Maximum Contiguous Subsequence Sum of At Least Length L.

Given a sequence of n real numbers A(1) ... A(n), determine a contiguous subsequence A(i) ... A(j) of length atleast L for which the sum of elements in the subsequence is maximized.

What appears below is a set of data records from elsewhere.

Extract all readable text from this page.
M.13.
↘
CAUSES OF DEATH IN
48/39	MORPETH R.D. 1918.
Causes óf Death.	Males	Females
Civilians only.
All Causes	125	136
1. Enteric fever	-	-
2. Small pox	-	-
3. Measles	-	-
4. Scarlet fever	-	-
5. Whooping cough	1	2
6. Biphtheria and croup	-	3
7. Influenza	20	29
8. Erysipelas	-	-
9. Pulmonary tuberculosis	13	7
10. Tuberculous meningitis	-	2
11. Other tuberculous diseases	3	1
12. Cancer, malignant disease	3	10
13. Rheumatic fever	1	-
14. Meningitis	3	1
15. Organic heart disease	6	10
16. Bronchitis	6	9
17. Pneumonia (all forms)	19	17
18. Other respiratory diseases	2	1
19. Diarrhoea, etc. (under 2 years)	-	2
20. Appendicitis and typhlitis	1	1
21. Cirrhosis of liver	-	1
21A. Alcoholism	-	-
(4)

Set sumL to the sum of the first L array elements.
Set runningSum = sumL.
Set maxSum = sumL
For k = L + 1 up to n, the length of the array:
Set sumL = sumL + A(k) - A(k - L)
Set runningSum = max(runningSum + A(k), sumL)
Set maxSum = max(maxSum, runningSum)
Output maxSum

public class MaxContSumL {
	public static void main(String[] args) {
		int[] A = { 0, 5, -3, -1, 2, -4, -1, 7, 8 };
		int L = 2;
		maxContiguousSumOfLenAtleastL(A, L);

		int[] B = { -5, -1, 2, -3, 0, -3, 3, };
		L = 3;
		maxContiguousSumOfLenAtleastL(B, L);
	}

	public static void maxContiguousSumOfLenAtleastL(int[] A, int L) {
		int len = A.length;
		int sumL = 0;
		for (int i = 0; i < L; i++) {
			sumL += A[i];
		}
		int runningSum = sumL;
		int maxSum = sumL;
		int start = 0, finish = 0;
		for (int i = L; i < len; i++) {
			sumL += (A[i] - A[i - L]);
			runningSum = Math.max(runningSum + A[i], sumL);
			
			if (runningSum > maxSum) {
				maxSum = runningSum;
				start = i - L + 1;
				finish = i;
			}
		}

		System.out.println("Max sum: " + maxSum);
		System.out.println("Indices: i=" + start + " : j=" + finish);
	}
}